Los momentos que escribo corresponden a mi memoria de mis seis a ochos años de mi edad, ahí en El Picacho; con mi papá salía cada día a pie o en la curiara, y mientras caminábamos o navegábamos, él con el canalete y yo con la palanca, él me contaba, me aconsejaba y me hablaba de cuando tuvo un trapiche y jugaba caída con cartas españolas y apostaba tercios de panela con un compadre y como casi siempre ganaba, o de cuando cazaba tigres con lanza y con escopeta, sobre todo contaba una y tantas veces de cuando salió a cazar junto con una gente de un campo, donde merodeaba un tigre cebado, habían buscado y coroteado al tigre y no lo hallaban, cuando de repente aparece el tigre delante de él como a veinte metros, la otra gente le grita: ¡el tigre, el tigre..!, y él se terció la escopeta, disparó y cuando llegaron hasta donde estaba el tigre tirado, el plomo le había dado en mitad de la frente, y en ese caserío lo trataron como un fino de una puntería sin par y de alguien que no se apoca de miedo; otras veces me hablaba de alguien que lo enseñó a leer, a escribir y a manejar las operaciones básicas de aritmética; recuerdo que él tenía una caligrafía única de letra redonda, clara y grande y cuando firmaba lo hacía con rúbrica; también me hablaba de cuando asistía a alguna fiesta de campo que duraba tres noches con sus días, él tocaba el arpa y mi mamá bailaba y también las hijas, Cecilia Filomena y Amelia; cuando ya yo fui adulto, casado y con hijos, mi mamá Cecilia Filomena me contaba que se les hinchaban las piernas de tanto bailar y para reponerlas se echaban de sus orines y las friccionaban, para poder seguir bailando, porque les gustaba bailar más que comer jojotos asados; pero también me contaba mi mamá que mi papá tocaba y tocaba el arpa, pero asimismo mantenía de un todo los cuidados de la casa; que ni parecido a un hombre ya viejo de nombre Nazario, al que la gente le decía Nazarito, porque era bajito y flaquito, el cual tenía mujer y varios hijos, y tocaba el arpa y cuando los niños lloraban, porque tenían hambre, él agarraba el arpa y tocaba y tocaba hasta que los niños se dormían y así una y otra vez y así los niños fueron muriendo y la mujer se fue, pero Nazario no dejó de tocar el arpa y cuando la gente lo miraba, lo saludaba y le preguntaba: ¿Por qué está tan flaco, don Nazario..? Y él respondía con su vocecita estreñida: La música, la música...

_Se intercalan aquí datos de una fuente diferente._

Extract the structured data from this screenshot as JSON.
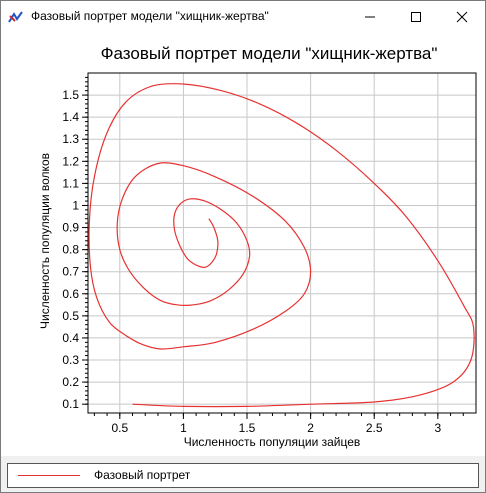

                                                                        Adelfo Morillo   

jueves, 16 de septiembre de 2021

 

Cuentos para entretener          2

Quizás uno de mis más antiguos recuerdos sea el de aquella mañana del 23 de enero de 1.958, cuando nos enteramos de que el dictador Marcos Pérez Jiménez había huido en una avioneta que salió en esa madrugada del aeropuerto de La Carlota en Caracas; mi papá me dijo: Vamos a comprar el pregonero..., así decía él para nombrar el periódico, y el que él leía, Últimas Noticias; al rato de caminar llegamos a las calles céntricas de San Fernando de Apure, recuerdo que los pipotes de basura estaban volteados sobre las aceras y las calles macadinazadas... Ese mismo año tuve conciencia de que ellos eran mis abuelos, Tomás Morillo y Catalina de Morillo, hasta entonces creía que eran mis padres; me dijeron ellos, mis abuelos maternos de crianza, que mi mamá era Cecilia Filomena, que me había dado a ellos desde una semana de mi nacimiento en la Villa de Todos los Santos, y que era la modista, que visitábamos en la calle Muñoz, número 99, ahí en San Fernando... La casa donde vivíamos la había construido mi papá, a orillas del río Apure, ahí en donde llamaban El Picacho, hecha de cañabrava embarrada y embostada, con techo de cinc, con patio por los cuatro lados, cercados con empalizadas con alambres de púas y gallinero, al frente mi papá levantó una enramada, sobre ella estaba una mata de parcha, y debajo había fijado la mesa de carpintería y de trabajos de ribera, relacionados con bongos y chalanas; a veces construía curiaras o canoas, acondicionaba bongos y chalanas, haciendo curvas, cepillando tablas, fijándolas, calafateando... Cuando era tiempo de lluvias, el Apure crecía y algunas veces se colaba hasta el patio delantero de la casa, me gustaba bañarme ahí con la lluvia y chapotear el agua de río y de lluvia; cuando empezaban a bajar las aguas, mi papá pescaba ahí mismo frente a la casa, lanzaba los guarales, rezaba a la Virgen y a San Rafael, para que ajilara buena pesca, y según el caso pescaba morocotos, cachamas, bagres o dorados, también bancopobres, algunas noches dejaba los guarales tirados en el río y cuando los revisaba en la mañana, encontraba alguna presa o solo el peine de cabeza y espinazo, porque los caribes se habían dado gusto...  En tiempos de ribazón, sobre todo de coporos, solo salíamos hasta la mitad del río con la curiara, él la atravesaba y los coporos chocaban contra la canoa, saltaban y caían en el plan de la curiara, semejaba una danza plateada en el aire y en las aguas de la curiara...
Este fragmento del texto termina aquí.